3. Politik dan Emosi
Bahkan di era modern, emosi tetap menjadi senjata utama dalam politik. Pemimpin yang sukses bukan hanya mereka yang memiliki program kerja terbaik, tetapi juga mereka yang mampu membangun hubungan emosional dengan rakyatnya. Kampanye yang membangkitkan rasa bangga terhadap identitas nasional atau menyentuh harapan masa depan sering kali lebih efektif dibandingkan dengan sekadar janji program kerja.
Harapan yang Menyelamatkan Hidup
Manusia tidak hanya bergantung pada emosi untuk bersatu, tetapi juga pada harapan untuk bertahan. Dalam situasi sulit, harapan sering kali menjadi "ilusi" yang menyelamatkan.
1. Harapan Memberikan Tujuan Hidup
Ketika seseorang memiliki harapan, ia memiliki alasan untuk terus berjuang. Misalnya, seorang pejuang kemerdekaan yang percaya bahwa perjuangannya akan membawa kebebasan lebih mungkin bertahan daripada seseorang yang menyerah pada kenyataan pahit.

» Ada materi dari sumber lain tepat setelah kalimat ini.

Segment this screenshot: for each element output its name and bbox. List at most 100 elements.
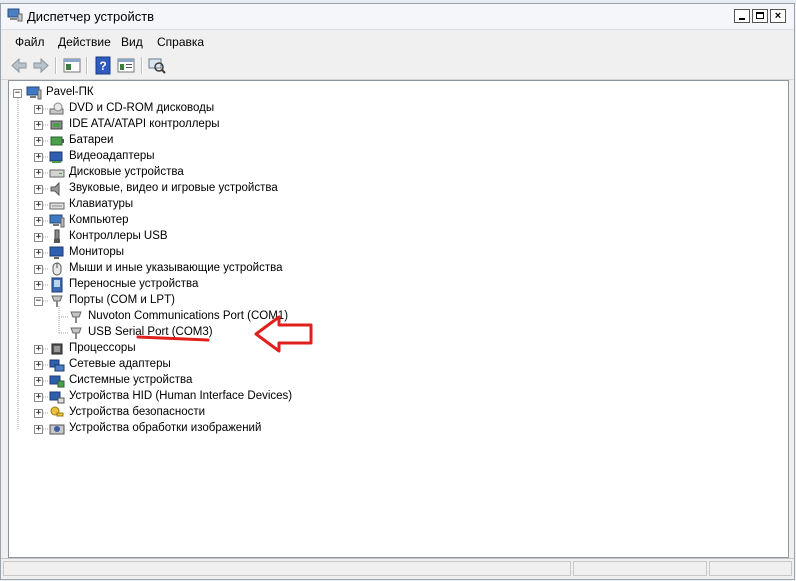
tree-node-label: Сетевые адаптеры [69,358,171,370]
network-adapter-icon [49,357,65,373]
battery-icon [49,133,65,149]
expand-icon[interactable]: + [34,409,43,418]
menu-action[interactable]: Действие [58,35,111,49]
port-icon [49,293,65,309]
minimize-button[interactable] [734,9,750,23]
tree-node-label: Устройства обработки изображений [69,422,262,434]
display-adapter-icon [49,149,65,165]
status-pane-main [3,561,571,576]
expand-icon[interactable]: + [34,249,43,258]
tree-node-label: USB Serial Port (COM3) [88,326,213,338]
tree-category[interactable]: + Переносные устройства [9,277,709,293]
status-bar [1,558,794,579]
toolbar-separator [141,57,143,74]
toolbar: ? [1,53,794,80]
expand-icon[interactable]: + [34,281,43,290]
tree-node-label: DVD и CD-ROM дисководы [69,102,215,114]
imaging-device-icon [49,421,65,437]
menu-help[interactable]: Справка [157,35,204,49]
tree-category[interactable]: + Звуковые, видео и игровые устройства [9,181,709,197]
tree-category[interactable]: + Мыши и иные указывающие устройства [9,261,709,277]
system-devices-icon [49,373,65,389]
expand-icon[interactable]: + [34,377,43,386]
svg-text:?: ? [99,59,106,73]
expand-icon[interactable]: + [34,361,43,370]
expand-icon[interactable]: + [34,393,43,402]
tree-category[interactable]: + Клавиатуры [9,197,709,213]
tree-node-label: Видеоадаптеры [69,150,155,162]
monitor-icon [49,245,65,261]
tree-node-label: Процессоры [69,342,136,354]
tree-node-label: Переносные устройства [69,278,199,290]
ide-controller-icon [49,117,65,133]
security-key-icon [49,405,65,421]
dvd-drive-icon [49,101,65,117]
menu-view[interactable]: Вид [121,35,143,49]
tree-device-item[interactable]: Nuvoton Communications Port (COM1) [9,309,709,325]
device-tree-pane[interactable]: − Pavel-ПК + DVD и CD-ROM дисководы + IDE ATA… [8,80,789,558]
console-tree-icon[interactable] [62,56,82,75]
scan-hardware-icon[interactable] [147,56,167,75]
expand-icon[interactable]: + [34,185,43,194]
back-arrow-icon[interactable] [9,56,29,75]
tree-category[interactable]: + Устройства обработки изображений [9,421,709,437]
toolbar-separator [86,57,88,74]
expand-icon[interactable]: + [34,153,43,162]
tree-node-label: Pavel-ПК [46,86,94,98]
tree-category[interactable]: + Контроллеры USB [9,229,709,245]
tree-node-label: Дисковые устройства [69,166,184,178]
expand-icon[interactable]: + [34,345,43,354]
tree-category[interactable]: − Порты (COM и LPT) [9,293,709,309]
tree-category[interactable]: + Видеоадаптеры [9,149,709,165]
tree-node-label: Nuvoton Communications Port (COM1) [88,310,289,322]
expand-icon[interactable]: + [34,137,43,146]
tree-node-label: Компьютер [69,214,129,226]
computer-icon [26,85,42,101]
tree-category[interactable]: + Дисковые устройства [9,165,709,181]
maximize-button[interactable] [752,9,768,23]
tree-category[interactable]: + Устройства безопасности [9,405,709,421]
properties-icon[interactable] [116,56,136,75]
tree-category[interactable]: + IDE ATA/ATAPI контроллеры [9,117,709,133]
tree-category[interactable]: + DVD и CD-ROM дисководы [9,101,709,117]
help-icon[interactable]: ? [93,56,113,75]
tree-node-label: Устройства безопасности [69,406,206,418]
collapse-icon[interactable]: − [34,297,43,306]
expand-icon[interactable]: + [34,121,43,130]
status-pane-2 [573,561,707,576]
tree-node-label: Звуковые, видео и игровые устройства [69,182,278,194]
tree-node-label: Порты (COM и LPT) [69,294,175,306]
expand-icon[interactable]: + [34,169,43,178]
tree-category[interactable]: + Устройства HID (Human Interface Devices… [9,389,709,405]
tree-category[interactable]: + Батареи [9,133,709,149]
hid-icon [49,389,65,405]
menu-file[interactable]: Файл [15,35,45,49]
close-button[interactable]: × [770,9,786,23]
expand-icon[interactable]: + [34,425,43,434]
expand-icon[interactable]: + [34,233,43,242]
tree-category[interactable]: + Компьютер [9,213,709,229]
usb-icon [49,229,65,245]
title-bar: Диспетчер устройств × [1,4,794,30]
portable-device-icon [49,277,65,293]
mouse-icon [49,261,65,277]
expand-icon[interactable]: + [34,201,43,210]
tree-category[interactable]: + Сетевые адаптеры [9,357,709,373]
tree-node-label: Батареи [69,134,114,146]
forward-arrow-icon[interactable] [31,56,51,75]
port-icon [68,325,84,341]
tree-node-label: Мыши и иные указывающие устройства [69,262,283,274]
expand-icon[interactable]: + [34,105,43,114]
menu-bar: Файл Действие Вид Справка [1,30,794,52]
computer-icon [49,213,65,229]
tree-category[interactable]: + Мониторы [9,245,709,261]
disk-drive-icon [49,165,65,181]
tree-root-computer[interactable]: − Pavel-ПК [9,85,709,101]
collapse-icon[interactable]: − [13,89,22,98]
tree-device-item[interactable]: USB Serial Port (COM3) [9,325,709,341]
processor-icon [49,341,65,357]
tree-category[interactable]: + Системные устройства [9,373,709,389]
expand-icon[interactable]: + [34,217,43,226]
expand-icon[interactable]: + [34,265,43,274]
tree-category[interactable]: + Процессоры [9,341,709,357]
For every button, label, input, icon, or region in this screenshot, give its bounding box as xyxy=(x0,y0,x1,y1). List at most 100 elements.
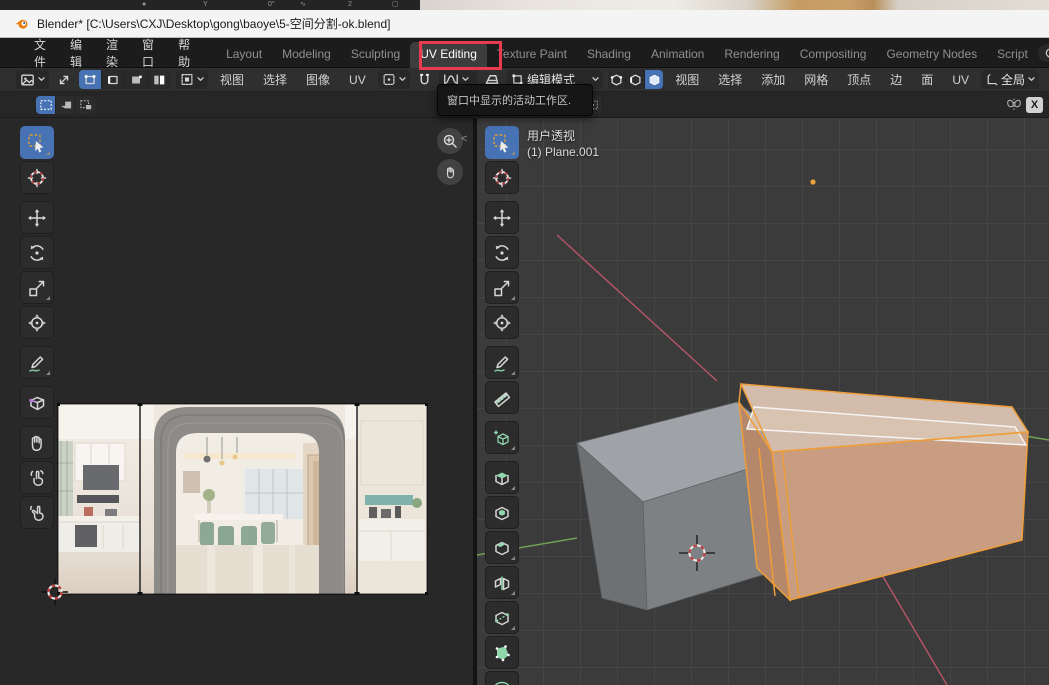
light-object-dot[interactable] xyxy=(810,179,815,184)
select-extend-button[interactable] xyxy=(56,96,76,114)
uv-sync-selection-button[interactable] xyxy=(54,70,74,89)
transform-orientation-dropdown[interactable]: 全局 xyxy=(981,70,1039,89)
pan-button[interactable] xyxy=(437,159,463,185)
tab-sculpting[interactable]: Sculpting xyxy=(341,42,410,68)
transform-tool-button[interactable] xyxy=(485,306,519,339)
chevron-down-icon xyxy=(399,77,406,82)
annotate-tool-button[interactable] xyxy=(485,346,519,379)
chevron-down-icon xyxy=(38,77,45,82)
background-glyph: ∿ xyxy=(300,0,306,10)
sticky-selection-button[interactable] xyxy=(176,70,208,89)
edge-select-button[interactable] xyxy=(626,70,644,89)
uv-menu-image[interactable]: 图像 xyxy=(299,71,337,88)
background-glyph: 0° xyxy=(268,0,275,10)
tweak-tool-button[interactable] xyxy=(20,126,54,159)
select-set-button[interactable] xyxy=(36,96,56,114)
vp-menu-mesh[interactable]: 网格 xyxy=(797,71,835,88)
uv-menu-uv[interactable]: UV xyxy=(342,73,373,87)
x-axis-line xyxy=(557,235,717,381)
snap-toggle-button[interactable] xyxy=(415,70,434,89)
uv-edge-select-button[interactable] xyxy=(102,70,125,89)
zoom-button[interactable] xyxy=(437,128,463,154)
pivot-point-button[interactable] xyxy=(378,70,410,89)
chevron-down-icon xyxy=(592,77,599,82)
scale-tool-button[interactable] xyxy=(20,271,54,304)
uv-2d-cursor[interactable] xyxy=(41,578,69,606)
uv-menu-view[interactable]: 视图 xyxy=(213,71,251,88)
vp-menu-edge[interactable]: 边 xyxy=(883,71,909,88)
select-subtract-button[interactable] xyxy=(76,96,96,114)
uv-editor-area[interactable]: < xyxy=(0,118,473,685)
cursor-tool-button[interactable] xyxy=(20,161,54,194)
tweak-tool-button[interactable] xyxy=(485,126,519,159)
selected-cube-object[interactable] xyxy=(739,384,1028,600)
viewport-scene xyxy=(477,118,1049,685)
rip-region-tool-button[interactable] xyxy=(20,386,54,419)
uv-vertex-select-button[interactable] xyxy=(79,70,102,89)
uv-editor-type-icon xyxy=(20,73,35,87)
top-menu-bar: 文件 编辑 渲染 窗口 帮助 Layout Modeling Sculpting… xyxy=(0,38,1049,68)
rotate-tool-button[interactable] xyxy=(485,236,519,269)
tab-modeling[interactable]: Modeling xyxy=(272,42,341,68)
background-glyph: 2 xyxy=(348,0,352,10)
tab-rendering[interactable]: Rendering xyxy=(714,42,789,68)
rotate-tool-button[interactable] xyxy=(20,236,54,269)
tab-layout[interactable]: Layout xyxy=(216,42,272,68)
pivot-icon xyxy=(382,73,396,86)
face-select-button[interactable] xyxy=(645,70,663,89)
mirror-x-toggle[interactable]: X xyxy=(1026,97,1043,113)
mesh-select-mode-group xyxy=(608,70,663,89)
cursor-tool-button[interactable] xyxy=(485,161,519,194)
snap-magnet-icon xyxy=(417,72,432,87)
background-glyph: ● xyxy=(142,0,146,10)
tab-texture-paint[interactable]: Texture Paint xyxy=(487,42,577,68)
background-glyph: ▢ xyxy=(392,0,399,10)
uv-menu-select[interactable]: 选择 xyxy=(256,71,294,88)
poly-build-tool-button[interactable] xyxy=(485,636,519,669)
move-tool-button[interactable] xyxy=(20,201,54,234)
measure-tool-button[interactable] xyxy=(485,381,519,414)
pinch-tool-button[interactable] xyxy=(20,496,54,529)
vp-menu-select[interactable]: 选择 xyxy=(711,71,749,88)
vp-menu-view[interactable]: 视图 xyxy=(668,71,706,88)
uv-face-select-button[interactable] xyxy=(125,70,148,89)
viewport-toolbar xyxy=(485,126,519,685)
editor-type-button[interactable] xyxy=(16,70,49,89)
vertex-select-button[interactable] xyxy=(608,70,626,89)
tab-animation[interactable]: Animation xyxy=(641,42,714,68)
blender-window: ● Y 0° ∿ 2 ▢ Blender* [C:\Users\CXJ\Desk… xyxy=(0,0,1049,685)
add-cube-tool-button[interactable] xyxy=(485,421,519,454)
bevel-tool-button[interactable] xyxy=(485,531,519,564)
collapse-region-arrow[interactable]: < xyxy=(461,133,467,145)
tab-uv-editing[interactable]: UV Editing xyxy=(410,42,487,68)
tab-geometry-nodes[interactable]: Geometry Nodes xyxy=(876,42,987,68)
inset-faces-tool-button[interactable] xyxy=(485,496,519,529)
spin-tool-button[interactable] xyxy=(485,671,519,685)
move-tool-button[interactable] xyxy=(485,201,519,234)
vp-menu-face[interactable]: 面 xyxy=(914,71,940,88)
orientation-axes-icon xyxy=(985,73,998,86)
tab-compositing[interactable]: Compositing xyxy=(790,42,877,68)
uv-image[interactable] xyxy=(57,403,428,595)
uv-editor-header: 视图 选择 图像 UV xyxy=(0,68,473,92)
scene-selector-button[interactable] xyxy=(1038,44,1049,62)
grab-tool-button[interactable] xyxy=(20,426,54,459)
loop-cut-tool-button[interactable] xyxy=(485,566,519,599)
vp-menu-add[interactable]: 添加 xyxy=(754,71,792,88)
annotate-tool-button[interactable] xyxy=(20,346,54,379)
transform-tool-button[interactable] xyxy=(20,306,54,339)
pan-hand-icon xyxy=(443,165,458,180)
chevron-down-icon xyxy=(197,77,204,82)
scale-tool-button[interactable] xyxy=(485,271,519,304)
vp-menu-uv[interactable]: UV xyxy=(945,73,976,87)
relax-tool-button[interactable] xyxy=(20,461,54,494)
orientation-label: 全局 xyxy=(1001,71,1025,88)
viewport-3d-area[interactable]: 用户透视 (1) Plane.001 xyxy=(477,118,1049,685)
knife-tool-button[interactable] xyxy=(485,601,519,634)
uv-island-select-button[interactable] xyxy=(148,70,171,89)
tab-shading[interactable]: Shading xyxy=(577,42,641,68)
tab-script[interactable]: Script xyxy=(987,42,1038,68)
vp-menu-vertex[interactable]: 顶点 xyxy=(840,71,878,88)
extrude-region-tool-button[interactable] xyxy=(485,461,519,494)
window-title: Blender* [C:\Users\CXJ\Desktop\gong\baoy… xyxy=(37,15,391,32)
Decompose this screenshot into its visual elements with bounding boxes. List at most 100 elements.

2. Efek Psikologis Harapan
Harapan memberikan ketenangan psikologis. Misalnya, dalam situasi krisis kesehatan, seseorang yang mendatangi pemuka agama untuk mendapatkan nasihat sering kali merasa lebih damai, meskipun masalahnya belum terselesaikan. Ketenangan ini dapat membantu seseorang membuat keputusan lebih baik atau bertahan lebih lama.
3. Narasi Harapan
Baik dokter maupun pemuka agama menggunakan narasi untuk menciptakan harapan. Namun, narasi mereka berbeda:
Dokter mungkin memberikan harapan melalui fakta ilmiah yang sering kali keras dan realistis.
Pemuka agama, di sisi lain, menawarkan harapan spiritual yang sering kali lebih diterima secara emosional, meskipun kurang konkret.
Contohnya adalah saat pandemi COVID-19. Banyak orang merasa terhibur oleh pidato para pemimpin atau tokoh agama yang menyatakan bahwa "kita akan melewati ini bersama," meskipun faktanya pandemi masih berlangsung lama. Narasi harapan seperti ini membantu masyarakat bertahan di tengah ketidakpastian.
Kesimpulan
Emosi dan harapan adalah dua kekuatan tak kasat mata yang menggerakkan manusia. Emosi seperti kebanggaan dan keberanian menciptakan persatuan yang kuat, sementara harapan memberikan alasan untuk bertahan meskipun keadaan tampak mustahil.
Sebagai manusia, kita hidup di dunia yang tidak hanya dipenuhi oleh fakta, tetapi juga oleh narasi besar seperti negara, agama, dan ideologi. Meskipun sering kali disebut sebagai "ilusi" oleh para pemikir modern, narasi-narasi ini justru menjadi fondasi utama keberlangsungan hidup manusia. Kita adalah spesies yang hidup melalui cerita, dan justru cerita-cerita inilah yang membuat kita bertahan, bersatu, dan maju.